Individuals who report these types of wrongdoing are protected from being dismissed, or subjected to any form of detriment because of their disclosure, such as exclusion from a pay rise, or rejection for a promotion if:

  • they are a worker, for example an employee, a trainee, an agency worker or a member of Limited Liability Partnership (LLP) (“worker”);
  • they reasonably believe the disclosure is in the public interest e.g. it is likely to have an impact on other people; and
  • they follow the correct procedure by reporting the matter directly to an appropriate person first, such as their employer, a nominated representative, a legal adviser or to certain prescribed bodies.

A worker need not necessarily be correct about their concern, as long as they have reasonable grounds for believing that the information they disclosed is substantially true, and that this belief was honestly held in all the circumstances prevailing at the time of the disclosure. Protection is not afforded to those who make vexatious or wild allegations.

CILEx Regulation’s approach

CILEx Regulation is not a prescribed person and would be considered an external party. As such, we would usually recommend that any disclosures are made to the firm first, where possible, in line with the firm’s policies and procedures. We would expect CILEx firms to have policies and procedures in place for staff to report their concerns.

If the firm/organisation is regulated by CILEX, it may be possible to make a disclosure to CILEx Regulation if the worker reasonably believes that the information or allegation is substantively true, does not make the disclosure for personal gain and has either already reported to their firm, or is unable to do so for fear of evidence being concealed or destroyed or fear of being subject to a detriment.
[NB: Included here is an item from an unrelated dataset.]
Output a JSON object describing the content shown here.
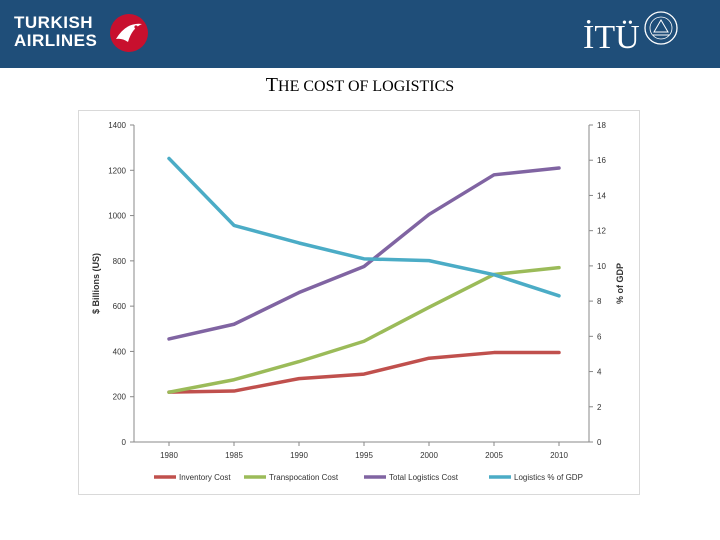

However, we cannot guarantee protection as this is ultimately a matter for the Employment Tribunal. We would advise anyone seeking to make a protected disclosure to us to obtain independent legal advice before doing so.

Complaints that do not count as `whistleblowing’

Personal grievances (for example bullying, harassment, discrimination) are not covered by whistleblowing law and should be reported under the employer’s grievance policy, unless the case is in the public interest.

A disclosure of information will also not be protected if the person making the disclosure commits an offence in doing so. This could be, for example, where a worker leaks official information in contravention of the Official Secrets Act. In these circumstances, regardless of any public interest element of the disclosure the individual may still be prosecuted for the offence.

Any information that is subject to legal professional privilege will not be protected. Regulated persons seeking to make a disclosure must also comply with the Code and their legal and regulatory obligations.

What we can do

If a report is made to us, we’ll usually check whether the issue has been reported to the firm or employer first and whether their policy has been followed.

Anonymous whistleblowing disclosures will be considered by CILEX Regulation although it may not always be possible to investigate or substantiate anonymous disclosures. It will also be more difficult to update you with the progress of our investigation.

We will investigate concerns about wrongdoing in line with our Code of Conduct and take action where the disclosure indicates a serious breach of the CILEx Code of Conduct in a way that is likely to amount to professional misconduct. Further information about how we deal with reports of wrongdoing is available on our website.

Further information

If you are unsure how to proceed or you want independent advice at any stage, you should contact a whistleblowing charity such as Protect.